Displays and More
The Mapungubwe museum plays a fundamental role in preserving the history of the iconic heritage site. Part of the museum’s mission is to conserve the collection of artifacts for future generations. The museum is working with South African Institute of Objects to establish a metallics department so that it can develop a local capacity for restoration.
Sian Tiley, the curator of the Mapungubwe Museum, pointed out that the museum does more than just display objects in glass boxes. "It has all the functions of a museum: research, conservation, education and so on. It is also the largest service provider for all things Mapungubwian; supplying documents, photographs and facilities to interested parties."
A Partnership is Formed
Sian explains the museum’s relationship with SAN parks: “SAN Parks manages the Mapungubwe Cultural Landscape, including the natural landscape. The university is officially recognised as the manager and custodian of the Mapungubwe Collection. And that collection is not only necessarily artefacts, but the archive, the information, the history. And we’ve formed a partnership for managing Mapungubwe as a whole.”
“At this stage, until Mapungubwe has a proper curation facility, we are serving as temporary curators. And over the past few years, we have recovered thousands of new artefacts while rehabilitating old excavations. But we haven’t got space in our museum, so we are encouraging that collection, which is actually owned by the Mapungubwe National Park, to go there. Then, one day when they have their own research facility, they can build up their own collection.”
Exhibitions for Everyone
When asked whether the famous gold rhino would eventually be returned to Mapungubwe, Sian replied: “Ideally, the university supports that an iconic object, such as the rhino, go back to its place of origin. But at this stage, we don’t only facilitate the rhino just being here (at the museum).
We do most of the temporary exhibitions, because the idea is that Mapungubwe must go all over the country, international exhibitions and so on. The museum is better equipped than a national park to do that. So there are negotiations. But we’ve been working with SAN parks more than 25 years. We’re very good partners.”
Debate over the final resting place of the gold rhino is ongoing. It is a tremendously reverential object, imbued with a variety of meanings by different groups. There was a story circulating of a sangoma who came to visit the museum. As he looked at the rhino, he grew agitated. The ancestors were shouting at him, he said. They wanted him to take the rhino away.
If he didn’t take it, he pleaded, the ancestors were going to curse his family. After some discussion, the curator told him that the rhino belonged to the country and the president was the only one who could help him. With that, the sangoma left the museum and walked off in the direction of the Union Buildings.
Visiting the Mapungubwe Museum
The University of Pretoria main campus is full of surprises. It is an attractive place, laid out in a series of lawns and courtyards, and it houses a number of fine museums. These include the Edoardo Villa Museum (a well-known local sculptor), the Anton van Wouw Collection (another famous sculptor), the Van Tilburg collection (mainly ceramics from Europe and China), the University of Pretoria art collection and, of course, the Mapungubwe Museum.

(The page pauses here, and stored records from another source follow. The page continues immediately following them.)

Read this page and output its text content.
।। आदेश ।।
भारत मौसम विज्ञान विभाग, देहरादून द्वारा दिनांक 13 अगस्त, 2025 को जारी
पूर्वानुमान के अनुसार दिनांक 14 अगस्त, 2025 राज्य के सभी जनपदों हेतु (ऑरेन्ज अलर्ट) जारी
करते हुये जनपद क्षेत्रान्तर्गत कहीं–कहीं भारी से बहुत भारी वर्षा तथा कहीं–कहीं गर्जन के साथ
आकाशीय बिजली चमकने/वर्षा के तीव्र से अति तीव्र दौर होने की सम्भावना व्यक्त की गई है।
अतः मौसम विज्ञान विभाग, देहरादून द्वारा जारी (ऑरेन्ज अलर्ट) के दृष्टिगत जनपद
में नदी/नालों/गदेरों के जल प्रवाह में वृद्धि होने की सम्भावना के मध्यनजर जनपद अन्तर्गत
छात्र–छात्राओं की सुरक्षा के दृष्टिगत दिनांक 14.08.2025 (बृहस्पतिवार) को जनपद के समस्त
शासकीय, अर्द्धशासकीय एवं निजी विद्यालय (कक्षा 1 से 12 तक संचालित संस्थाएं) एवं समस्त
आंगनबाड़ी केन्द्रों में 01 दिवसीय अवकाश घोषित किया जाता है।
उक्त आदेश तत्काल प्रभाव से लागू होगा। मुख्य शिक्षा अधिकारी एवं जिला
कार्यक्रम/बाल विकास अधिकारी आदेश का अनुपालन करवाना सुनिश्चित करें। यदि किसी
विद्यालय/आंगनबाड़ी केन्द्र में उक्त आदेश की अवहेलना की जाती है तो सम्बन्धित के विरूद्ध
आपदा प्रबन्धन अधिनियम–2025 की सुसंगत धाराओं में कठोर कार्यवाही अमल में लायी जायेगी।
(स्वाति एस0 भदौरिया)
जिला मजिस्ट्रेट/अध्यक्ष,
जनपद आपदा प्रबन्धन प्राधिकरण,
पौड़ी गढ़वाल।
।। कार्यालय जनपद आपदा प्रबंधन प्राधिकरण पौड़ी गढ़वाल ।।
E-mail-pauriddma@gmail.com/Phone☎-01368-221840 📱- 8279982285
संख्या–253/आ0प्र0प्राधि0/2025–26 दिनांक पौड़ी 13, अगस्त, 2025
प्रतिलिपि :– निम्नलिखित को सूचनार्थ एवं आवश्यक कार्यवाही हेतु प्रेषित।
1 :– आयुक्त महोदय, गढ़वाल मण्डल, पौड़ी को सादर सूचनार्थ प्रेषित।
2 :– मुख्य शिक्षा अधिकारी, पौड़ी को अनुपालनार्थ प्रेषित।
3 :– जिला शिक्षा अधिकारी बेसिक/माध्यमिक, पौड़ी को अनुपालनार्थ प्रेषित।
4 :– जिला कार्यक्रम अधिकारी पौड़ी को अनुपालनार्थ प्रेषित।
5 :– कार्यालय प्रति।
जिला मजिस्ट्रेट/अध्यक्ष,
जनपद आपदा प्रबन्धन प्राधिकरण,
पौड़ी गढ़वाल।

The grounds of the campus are populated with a number of huge sculptures by Edoardo Villa, and there’s an eclectic mix of architecture, ranging from the Union era with a blend of Afrikaner Modernism, which was popular in the 70s.
The Mapungubwe Museum is housed in the Old Arts Building, a beautiful old sandstone structure with grand staircases and leaded window panes. Appropriately enough, this is the former home of the history department, where Professor Fouché first received news of Mapungubwe from Jerry van Graan.
Highlights of the Collection
Although it has over 20 000 visitors a year, many of them on school tours, the Mapungubwe Museum is small. There is currently only one display room, which contains all the highlights of the collection. In the centre of the room, pride of place is given to the rhino, sceptre and bowl.
Viewing these objects with your own eyes is an essential experience. Despite their small size, the artistry and intricacy of their making is abundant. It’s hard to believe that they are 700 years old. The warm lustre of the gold seems to shrug off the centuries. They are truly national (and international) heritage objects of the first order.
Many other fascinating items from the collection are displayed in cases arranged along the outer walls, and there is a series of text displays and info boards to help you interpret the story of Mapungubwe.